The random number $X$ of customers arriving per hour is Poisson distributed with mean $\lambda = 11$. We want $$\Pr[X > 10] = 1 - \Pr[X \le 10] = 1 - \sum_{x=0}^{10} e^{-\lambda} \frac{\lambda^x}{x!}.$$ Since this is tedious to compute by hand, we elect to use a normal approximation to the Poisson. The mean and variance of a Poisson being equal, we then let $Y \sim \operatorname{Normal}(\mu = \lambda, \sigma^2 = \lambda)$, and the above probability is approximately $$\Pr[X > 10] \approx \Pr[Y > 10.5]$$ with a continuity correction. We have $$\Pr[Y > 10.5] = \Pr\left[\frac{Y - \mu}{\sigma} > \frac{10.5 - \lambda}{\sqrt{\lambda}}\right] = \Pr[Z > -0.150756],$$ where $Z$ is a standard normal distribution. But since we are calculating a right-tailed probability, this is (assuming a TI-83 calculator)

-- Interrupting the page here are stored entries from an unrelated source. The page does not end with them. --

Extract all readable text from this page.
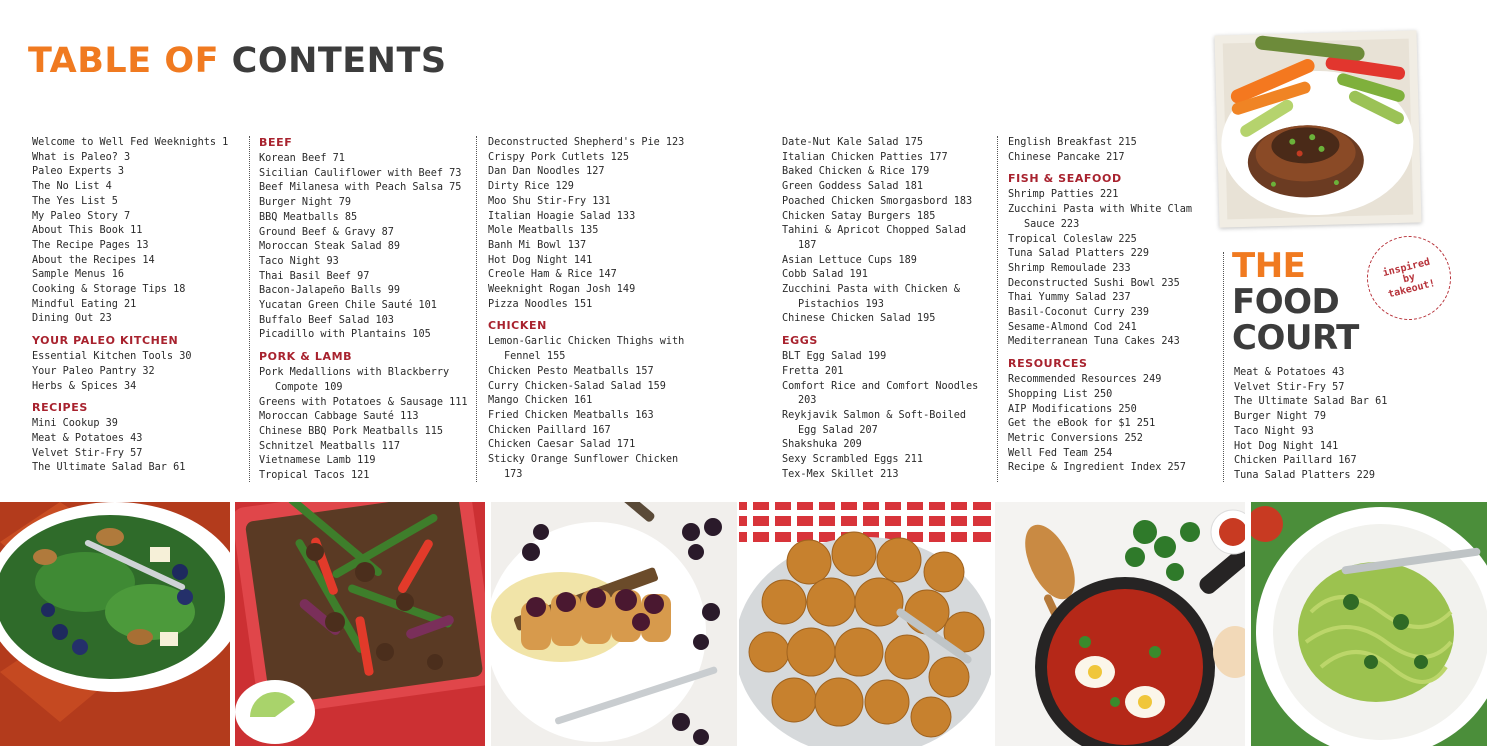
TABLE OF CONTENTS
Welcome to Well Fed Weeknights 1
What is Paleo? 3
Paleo Experts 3
The No List 4
The Yes List 5
My Paleo Story 7
About This Book 11
The Recipe Pages 13
About the Recipes 14
Sample Menus 16
Cooking & Storage Tips 18
Mindful Eating 21
Dining Out 23
YOUR PALEO KITCHEN
Essential Kitchen Tools 30
Your Paleo Pantry 32
Herbs & Spices 34
RECIPES
Mini Cookup 39
Meat & Potatoes 43
Velvet Stir-Fry 57
The Ultimate Salad Bar 61
BEEF
Korean Beef 71
Sicilian Cauliflower with Beef 73
Beef Milanesa with Peach Salsa 75
Burger Night 79
BBQ Meatballs 85
Ground Beef & Gravy 87
Moroccan Steak Salad 89
Taco Night 93
Thai Basil Beef 97
Bacon-Jalapeño Balls 99
Yucatan Green Chile Sauté 101
Buffalo Beef Salad 103
Picadillo with Plantains 105
PORK & LAMB
Pork Medallions with Blackberry
Compote 109
Greens with Potatoes & Sausage 111
Moroccan Cabbage Sauté 113
Chinese BBQ Pork Meatballs 115
Schnitzel Meatballs 117
Vietnamese Lamb 119
Tropical Tacos 121
Deconstructed Shepherd's Pie 123
Crispy Pork Cutlets 125
Dan Dan Noodles 127
Dirty Rice 129
Moo Shu Stir-Fry 131
Italian Hoagie Salad 133
Mole Meatballs 135
Banh Mi Bowl 137
Hot Dog Night 141
Creole Ham & Rice 147
Weeknight Rogan Josh 149
Pizza Noodles 151
CHICKEN
Lemon-Garlic Chicken Thighs with
Fennel 155
Chicken Pesto Meatballs 157
Curry Chicken-Salad Salad 159
Mango Chicken 161
Fried Chicken Meatballs 163
Chicken Paillard 167
Chicken Caesar Salad 171
Sticky Orange Sunflower Chicken
173
Date-Nut Kale Salad 175
Italian Chicken Patties 177
Baked Chicken & Rice 179
Green Goddess Salad 181
Poached Chicken Smorgasbord 183
Chicken Satay Burgers 185
Tahini & Apricot Chopped Salad
187
Asian Lettuce Cups 189
Cobb Salad 191
Zucchini Pasta with Chicken &
Pistachios 193
Chinese Chicken Salad 195
EGGS
BLT Egg Salad 199
Fretta 201
Comfort Rice and Comfort Noodles
203
Reykjavik Salmon & Soft-Boiled
Egg Salad 207
Shakshuka 209
Sexy Scrambled Eggs 211
Tex-Mex Skillet 213
English Breakfast 215
Chinese Pancake 217
FISH & SEAFOOD
Shrimp Patties 221
Zucchini Pasta with White Clam
Sauce 223
Tropical Coleslaw 225
Tuna Salad Platters 229
Shrimp Remoulade 233
Deconstructed Sushi Bowl 235
Thai Yummy Salad 237
Basil-Coconut Curry 239
Sesame-Almond Cod 241
Mediterranean Tuna Cakes 243
RESOURCES
Recommended Resources 249
Shopping List 250
AIP Modifications 250
Get the eBook for $1 251
Metric Conversions 252
Well Fed Team 254
Recipe & Ingredient Index 257
THE
FOOD
COURT
inspired by takeout!
Meat & Potatoes 43
Velvet Stir-Fry 57
The Ultimate Salad Bar 61
Burger Night 79
Taco Night 93
Hot Dog Night 141
Chicken Paillard 167
Tuna Salad Platters 229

normalcdf(-0.150756,1E99,0,1)
which is approximately $0.5599$. The exact probability is obtained using the command
1-poissoncdf(11,10)
which is $0.5401112973$. Without continuity correction, the probability given by the normal approximation would be
normalcdf(-0.301511,1E99,0,1)
which is $0.618488$, too large.
The syntax for normalcdf
is
normalcdf(lower,upper,mean,sd)
which calculates the probability that a normally distributed random variable with mean mean
and standard deviation sd
is between lower
and upper
. So if we want a right-tailed probability of the form $\Pr[Y > 10.5]$, then the value of lower
should be $10.5$, and upper
we choose to be some very large number, say 1E99
(this represents $1 \times 10^{99}$ and is typed into the calculator using 2nd
followed by EE
, the yellow function above the comma button). Note we could have also entered
normalcdf(10.5,1E99,11,11^(1/2))
and gotten the same result, because we can save ourselves the step of standardizing $Y$--the calculator will do it for you if you type in the correct mean and standard deviation. But you still need the continuity correction. But of course, the most precise and easiest command of all is to use poissoncdf
itself, although that may not be the intended purpose of the exercise. It's a good idea to do it anyway, so that you can see how reasonable the normal approximation might be.
Best Answer
Let $X_{\alpha}$ Poisson $\pi(\alpha)$, for $\alpha = 1, 2, \ldots$ The probability mass function of $X_{\alpha}$ is $$f_{X_{\alpha}}(x)=\frac{{\alpha}^x\operatorname{e}^{-x}}{x!} \qquad \alpha = 1, 2, \ldots$$ The moment generating function of $X_{\alpha}$ is $$ M_{X_{\alpha}}=\Bbb{E}\left(\operatorname{e}^{tX_{\alpha}}\right)=\operatorname{e}^{\alpha(\operatorname{e}^{t}-1)}\qquad t\in(-1,1) $$ Now consider a “standardized” Poisson random variable $Z_{\alpha}=\frac{X_{\alpha}-{\alpha}}{\sqrt{\alpha}}$ which has limiting moment generating function $$ \begin{align} \lim_{\alpha\to\infty}M_{Z_{\alpha}}&= \lim_{\alpha\to\infty}\Bbb{E}\left(\exp{(tZ_{\alpha})}\right)\\ &=\lim_{\alpha\to\infty}\Bbb{E}\left(\exp{\left(t\frac{X_{\alpha}-{\alpha}}{\sqrt{\alpha}}\right)}\right)\\ &=\lim_{\alpha\to\infty}\exp(-t\sqrt\alpha)\Bbb{E}\left(\exp{\left(\frac{tX_{\alpha}}{\sqrt{\alpha}}\right)}\right)\\ &=\lim_{\alpha\to\infty}\exp(-t\sqrt\alpha)\exp\left(\alpha(\operatorname{e}^{t/\sqrt\alpha}-1)\right)\\ &=\lim_{\alpha\to\infty}\exp\left(-t\sqrt\alpha +\alpha\left[t\alpha^{-1/2}+\frac{t^2\alpha^{-1}}{2}+\frac{t^3\alpha^{-3/2}}{6}+\cdots\right]\right)\\ &=\lim_{\alpha\to\infty}\exp\left(\frac{t^2}{2}+\frac{t^3\alpha^{-3/2}}{6}+\cdots\right)\\ &=\exp\left(\frac{t^2}{2}\right) \end{align} $$ by using the moment generating function of a Poisson random variable and expanding the exponential function as a Taylor series. This can be recognized as the moment generating function of a standard normal random variable. This implies that the associated unstandardized random variable $X_{\alpha}$ has a limiting distribution that is normal with mean $\alpha$ and variance $\alpha$.